L’affirmation de Thomas Friedman selon laquelle « l’Israël que nous connaissions n’est plus » relève en grande partie de l’illusion. En bonne partie, son Israël n’a jamais existé. Certes, il y avait, et il y a encore pour le moment, une façade pseudo-démocratique – quelque chose comme la «démocratie» en Alabama, aux États-Unis, dans les années 1950. Les choses évoluent maintenant davantage dans le sens fasciste. Bezalel Smotrich, l’une des bêtes noires de Friedman, a proclamé que les droits de l’homme et les institutions qui soutiennent ces droits sont des «menaces existentielles » pour Israël. La plupart des sionistes accepteront cette affirmation, du moins en ce qui concerne les Palestiniens, car elle correspond historiquement aux sensibilités israéliennes. Après tout, l’occupation se poursuit dans toute sa gloire immorale depuis un demi-siècle sans objection significative de la plupart des Juifs israéliens et de leurs partisans de la diaspora.

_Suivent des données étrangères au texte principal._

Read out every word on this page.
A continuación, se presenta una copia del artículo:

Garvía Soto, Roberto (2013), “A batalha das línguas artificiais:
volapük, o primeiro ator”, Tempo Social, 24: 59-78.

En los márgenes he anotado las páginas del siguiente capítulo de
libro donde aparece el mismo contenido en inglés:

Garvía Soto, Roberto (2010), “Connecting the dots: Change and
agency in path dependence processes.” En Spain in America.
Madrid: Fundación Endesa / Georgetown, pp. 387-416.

Ce que vous voyez maintenant si publiquement étalé est, et a toujours été, la véritable culture et le caractère de l’Israël sioniste – un État conçu pour un seul groupe et construit sur la conquête et la dépossession des autres. Nier cela, c’est nier l’histoire et la logique de l’idéologie sioniste. Et le coût ? Cela doit être compris non seulement en termes de droits des Palestiniens, mais aussi en termes d’essence même du judaïsme, qui sont tous deux détruits simultanément. Tout cela devrait maintenir Thomas Friedman, et d’autres adeptes du mythe de l’Israël libéral, éveillés toute les nuits avec des cauchemars à n’en plus finir
Lawrence Davidson est professeur d’histoire à la retraite à l’Université West Chester à West Chester, Pennsylvanie.